Flathead in the hunt for another title
Flathead High School speech and debate competitors are hustling for a state title at Butte next weekend.
Flathead, a perennial speech powerhouse, placed third last year at the Class AA tournament.
This season, under new head coach Shannon O’Donnell, Flathead’s varsity team has earned one tournament championship, three second places and one third place.
O’Donnell noted that third-place finish in Bozeman Jan. 12 was just 20 points away from Glacier’s first-place sweepstakes score.
“To have it be so close is kind of exciting,” O’Donnell said. “I’m looking forward to the tight competition with Glacier.”

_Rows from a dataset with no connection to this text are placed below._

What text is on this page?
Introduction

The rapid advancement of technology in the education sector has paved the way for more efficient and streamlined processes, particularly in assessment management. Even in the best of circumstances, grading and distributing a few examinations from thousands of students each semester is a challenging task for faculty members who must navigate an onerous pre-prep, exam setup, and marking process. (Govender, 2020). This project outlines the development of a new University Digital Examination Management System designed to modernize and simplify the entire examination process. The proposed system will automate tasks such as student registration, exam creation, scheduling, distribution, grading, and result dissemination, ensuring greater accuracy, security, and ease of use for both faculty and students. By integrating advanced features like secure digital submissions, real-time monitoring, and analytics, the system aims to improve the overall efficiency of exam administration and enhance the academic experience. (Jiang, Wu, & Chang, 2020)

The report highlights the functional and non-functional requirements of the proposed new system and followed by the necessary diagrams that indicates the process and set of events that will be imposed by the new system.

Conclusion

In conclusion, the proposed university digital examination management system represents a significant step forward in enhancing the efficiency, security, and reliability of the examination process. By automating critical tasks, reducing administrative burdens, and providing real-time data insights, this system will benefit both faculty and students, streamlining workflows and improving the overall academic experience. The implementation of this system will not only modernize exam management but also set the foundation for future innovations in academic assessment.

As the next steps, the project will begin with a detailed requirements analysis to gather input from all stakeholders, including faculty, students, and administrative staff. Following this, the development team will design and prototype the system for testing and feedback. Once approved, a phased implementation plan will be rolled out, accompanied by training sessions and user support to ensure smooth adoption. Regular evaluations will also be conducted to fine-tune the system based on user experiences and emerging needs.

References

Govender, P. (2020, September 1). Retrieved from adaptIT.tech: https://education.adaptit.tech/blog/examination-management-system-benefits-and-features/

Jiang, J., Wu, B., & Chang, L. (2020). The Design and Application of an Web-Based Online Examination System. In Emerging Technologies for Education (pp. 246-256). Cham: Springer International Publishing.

She said the young team members are putting in as many hours as they can into practice before state.
“The team’s biggest asset this year that’s kept us in the game is a young team with a really strong work ethic,” O’Donnell said. “They really practice hard, work hard, are open to constructive criticism. Basically, they are one of the most easily coachable groups that I’ve coached in a long time.”
It was a slow start in rebuilding the team at the start of the season.
“We were really down in numbers when the season started. We had about 40. I’m really proud of the way the team helped recruit,” O’Donnell said, noting that the team eventually rose to 121 members.
This is O’Donnell’s first year as head speech coach. From 2000 to 2002, she was assistant coach alongside Greg Adkins (then the Flathead coach, now coaching rival Glacier). Her first time coaching speech was at Butte for six years.
“It came with the job,” said O’Donnell, an English teacher. “But I love it.”
There are 36 Flathead competitors entered in the 42 events at state.
O’Donnell listed some of the top competitors expected to lead Flathead at state: Karl Boveng, senior, Humorous Interpretation and Serious Interpretation; Glenn Strickler, junior, Expository Speaking; and what O’Donnell described as a “good one-two punch,” senior Legislative Debaters Barrie Sugarman and Serena Brosten.
Boveng was the top scorer for Flathead this season.
His Humorous Interpretation piece, “Bobby Wilson Can Eat His Own Face,” is a one-act play. His Serious Interpretation is titled “Hands of My Father,” a memoir by Myron Uhlberg.
“It’s really abstractly structured acting, which is fun,” Boveng said.
Strickler has placed first or second place in Expository Speaking throughout the season, O’Donnell said. Strickler’s performance is titled “The Significance of Kinesthetics.”
Strickler, also a tennis player, said likes the idea of perfecting the details to execute a particular speech.
“I realized there’s so much you can work on,” Strickler said.